Buddhist road Project Management Software is domestic open source projects management software, built-in demand management, task management, bug pipe
The functions such as reason, defect management, case management, plan publication.The development language that buddhist road software uses is PHP, and database is
MySQL, front end use jQuery as JS frame and some third-party front end extensions.It abdicates road and is absorbed in development project pipe
Reason, but it is not fine enough to test and management.
Therefore current supervision test software, can not be from test assessment, test plan, testing requirement analysis, test design, survey
Try the entire Life Cycle of executions, the coverage tests such as defect management, especially test design module, integrate or realize test case certainly
Dynamic design, rather than just hand-designed use-case.
Summary of the invention
According to technical problem set forth above, and provide a kind of full lifecycle testing based on a variety of Quality Control Models
Manage platform.The present invention relates to a kind of, and the full lifecycle testing based on a variety of Quality Control Models manages platform, includes at least:
The management of appraising module of electronization evaluation is analyzed according to the scale, function and complexity of system under test (SUT) and is assessed, root
Be calculated the test evaluation module of workload, according to the assessment result of the test evaluation module according to the empirical value of setting
Scenario test it is newly-increased, delete, the test plan module of modification, the testing requirement module for analyzing testing requirement, manual/auto set
Count test case test design module, execute it is described test design module design after example on probation testing execution module,
Defect is generated when the testing execution module executes and optimizes the defect management module of defect, based on Compertz mould
The failure prediction module of the bug prediction model of type, the testing journal sheet's module and project pipe that testing journal sheet is exported after being finished
Manage module.
Further, the test evaluation module amount of calculation includes at least following steps:
S11: standard is calculated according to current block/function system type/functional characteristics and function type and executes round;
If system type/the functional characteristics is unmodified, the standard executes round=1;Otherwise standard executes round=2;
S12: setting plan executes round and is equal to standard execution round;
S13: test system is obtained from default assessment parameter according to the genealogical classification of the current block/function and complexity
Number;
S14: system is obtained from the default assessment parameter according to the genealogical classification of the current block/function and complexity
Number 1;
S15: round is executed according to the genealogical classification of the current block/function and the plan and obtains coefficient 2;
If the plan executes round ≠ 1 and genealogical classification ≠ A class, the coefficient 2=of test execution ((hold 1+ by plan
Row round -1) * 0.75), plan to hold described in round=1 and genealogical classification=A, the coefficient 2=of test execution if plan executes
Row round;The A class is transaction and infrastructure component class;
S16: when executing round=1, test design efforts would=estimate with number of cases/test design coefficient is estimated;When
When executing round > 1, test execution workload=coefficient 1* coefficient 2 is estimated;
The workload=demand analysis+estimates workload+data configuration workload+test execution of estimating and works
Amount.
Further, the Automated Design use-case input parameter mainly includes the input parameter and parameter of test function point
Enumerated value;The parameter enumerated value includes: positive value and reverse value;
The Automated Design use-case at least also comprises the steps of:
S21: carrying out parameter number conjunction by cartesian product mode, handles the parameter value of complete combination, obtains new parameter;
S22: the combining parameter values of the new parameter and the complete combination remove according to preset constraint condition and do not meet
Then remaining each parameter is grouped by the data of the constraint condition according to combination parameter N;
S23: repeated data is removed by multilayer circulation, obtains combining parameter values.

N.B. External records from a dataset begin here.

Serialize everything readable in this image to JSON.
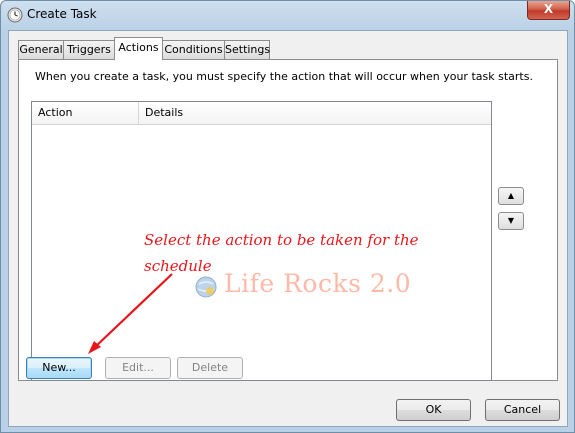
{
  "window": {
    "title": "Create Task",
    "close_symbol": "X"
  },
  "tabs": [
    {
      "label": "General"
    },
    {
      "label": "Triggers"
    },
    {
      "label": "Actions"
    },
    {
      "label": "Conditions"
    },
    {
      "label": "Settings"
    }
  ],
  "active_tab": "Actions",
  "actions_panel": {
    "description": "When you create a task, you must specify the action that will occur when your task starts.",
    "columns": [
      {
        "label": "Action"
      },
      {
        "label": "Details"
      }
    ],
    "rows": [],
    "move_up_symbol": "▲",
    "move_down_symbol": "▼",
    "new_label": "New...",
    "edit_label": "Edit...",
    "delete_label": "Delete"
  },
  "footer": {
    "ok_label": "OK",
    "cancel_label": "Cancel"
  },
  "annotation": {
    "line1": "Select the action to be taken for the",
    "line2": "schedule",
    "color": "#e8161b"
  },
  "watermark": {
    "text": "Life Rocks 2.0"
  }
}
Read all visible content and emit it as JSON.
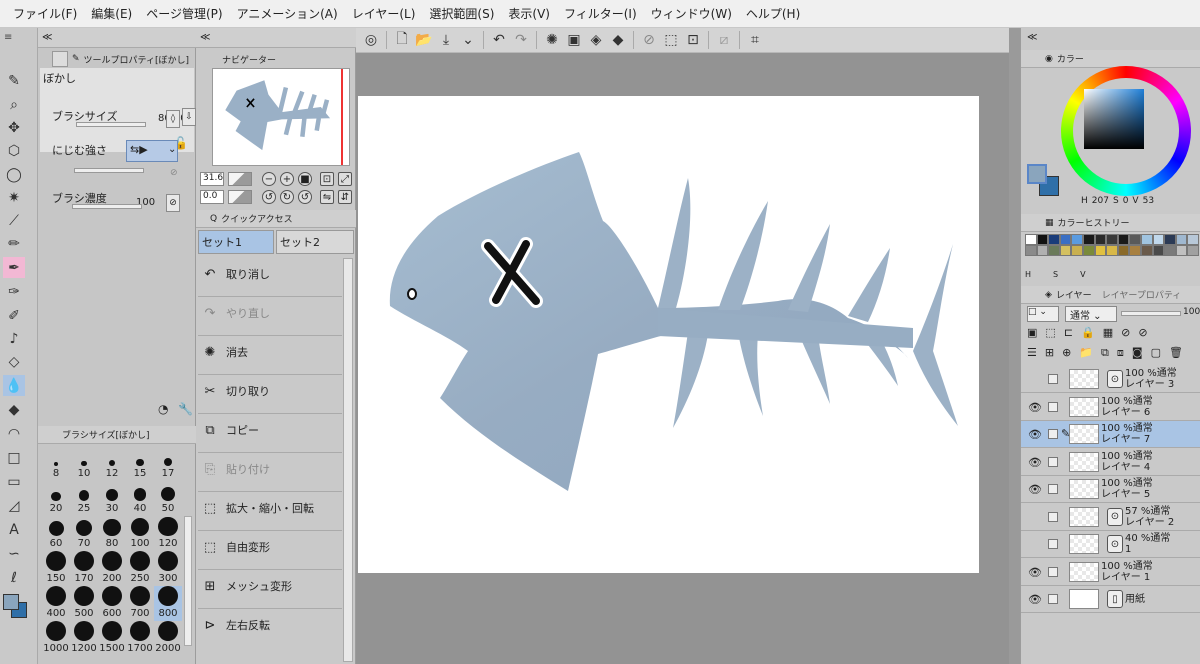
{
  "menu": [
    "ファイル(F)",
    "編集(E)",
    "ページ管理(P)",
    "アニメーション(A)",
    "レイヤー(L)",
    "選択範囲(S)",
    "表示(V)",
    "フィルター(I)",
    "ウィンドウ(W)",
    "ヘルプ(H)"
  ],
  "tool_property": {
    "tab_title": "ツールプロパティ[ぼかし]",
    "tool_name": "ぼかし",
    "brush_size_label": "ブラシサイズ",
    "brush_size_value": "800.0",
    "blur_strength_label": "にじむ強さ",
    "brush_density_label": "ブラシ濃度",
    "brush_density_value": "100"
  },
  "brush_size_panel": {
    "tab_title": "ブラシサイズ[ぼかし]",
    "sizes": [
      "8",
      "10",
      "12",
      "15",
      "17",
      "20",
      "25",
      "30",
      "40",
      "50",
      "60",
      "70",
      "80",
      "100",
      "120",
      "150",
      "170",
      "200",
      "250",
      "300",
      "400",
      "500",
      "600",
      "700",
      "800",
      "1000",
      "1200",
      "1500",
      "1700",
      "2000"
    ],
    "selected": "800"
  },
  "navigator": {
    "tab_title": "ナビゲーター",
    "zoom": "31.6",
    "rotation": "0.0"
  },
  "quick_access": {
    "tab_title": "クイックアクセス",
    "sets": [
      "セット1",
      "セット2"
    ],
    "items": [
      {
        "label": "取り消し",
        "icon": "undo-icon",
        "disabled": false
      },
      {
        "label": "やり直し",
        "icon": "redo-icon",
        "disabled": true
      },
      {
        "label": "消去",
        "icon": "clear-icon",
        "disabled": false
      },
      {
        "label": "切り取り",
        "icon": "scissors-icon",
        "disabled": false
      },
      {
        "label": "コピー",
        "icon": "copy-icon",
        "disabled": false
      },
      {
        "label": "貼り付け",
        "icon": "paste-icon",
        "disabled": true
      },
      {
        "label": "拡大・縮小・回転",
        "icon": "transform-icon",
        "disabled": false
      },
      {
        "label": "自由変形",
        "icon": "free-transform-icon",
        "disabled": false
      },
      {
        "label": "メッシュ変形",
        "icon": "mesh-transform-icon",
        "disabled": false
      },
      {
        "label": "左右反転",
        "icon": "flip-horizontal-icon",
        "disabled": false
      }
    ]
  },
  "color_panel": {
    "tab_title": "カラー",
    "h": "207",
    "s": "0",
    "v": "53",
    "h_label": "H",
    "s_label": "S",
    "v_label": "V",
    "main_color": "#8aa5bd",
    "sub_color": "#2f6fa8"
  },
  "color_history": {
    "tab_title": "カラーヒストリー",
    "colors": [
      "#ffffff",
      "#111111",
      "#1a3c7a",
      "#3a6fc4",
      "#5a9be0",
      "#1a1a1a",
      "#2a2a2a",
      "#3a3a3a",
      "#1a1a1a",
      "#5a5a5a",
      "#a0c4e0",
      "#c0d8ec",
      "#2b3a55",
      "#9fb8d0",
      "#b8c8d8",
      "#8a8a8a",
      "#b0b0b0",
      "#6a7a5a",
      "#d4c060",
      "#c9b050",
      "#7a8a3a",
      "#e0c040",
      "#d8b848",
      "#8a6a2a",
      "#a88040",
      "#6a5a4a",
      "#4a4a4a",
      "#7a7a7a",
      "#c0c0c0",
      "#a0a0a0"
    ]
  },
  "layer_panel": {
    "tab_title": "レイヤー",
    "tab2_title": "レイヤープロパティ",
    "blend_mode": "通常",
    "opacity": "100",
    "layers": [
      {
        "opacity": "100 %",
        "mode": "通常",
        "name": "レイヤー 3",
        "visible": false,
        "selected": false,
        "icon": true
      },
      {
        "opacity": "100 %",
        "mode": "通常",
        "name": "レイヤー 6",
        "visible": true,
        "selected": false,
        "icon": false
      },
      {
        "opacity": "100 %",
        "mode": "通常",
        "name": "レイヤー 7",
        "visible": true,
        "selected": true,
        "icon": false
      },
      {
        "opacity": "100 %",
        "mode": "通常",
        "name": "レイヤー 4",
        "visible": true,
        "selected": false,
        "icon": false
      },
      {
        "opacity": "100 %",
        "mode": "通常",
        "name": "レイヤー 5",
        "visible": true,
        "selected": false,
        "icon": false
      },
      {
        "opacity": "57 %",
        "mode": "通常",
        "name": "レイヤー 2",
        "visible": false,
        "selected": false,
        "icon": true
      },
      {
        "opacity": "40 %",
        "mode": "通常",
        "name": "1",
        "visible": false,
        "selected": false,
        "icon": true
      },
      {
        "opacity": "100 %",
        "mode": "通常",
        "name": "レイヤー 1",
        "visible": true,
        "selected": false,
        "icon": false
      },
      {
        "opacity": "",
        "mode": "",
        "name": "用紙",
        "visible": true,
        "selected": false,
        "icon": true
      }
    ]
  }
}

Further, the failure prediction module of the bug prediction model based on Compertz model include at least with
Lower step:
S31: residual defects rate target is preset in the management platform;
S32: collecting from database and the defective data quantity of statistical item;
The defective data includes: effective defect and invalid defect;Effective defect is except other of cancellation and refusal
The defect of state;
S33: according to the defective data quantity call Compertz model algorithm, the overall defect number K of the prediction of estimation, when
The initial value a and gradient b of Y carries out project data failure prediction analysis when t=0, and described is forecast analysis are as follows:
K* (1- residual defects rate target %)=project expected defect sum.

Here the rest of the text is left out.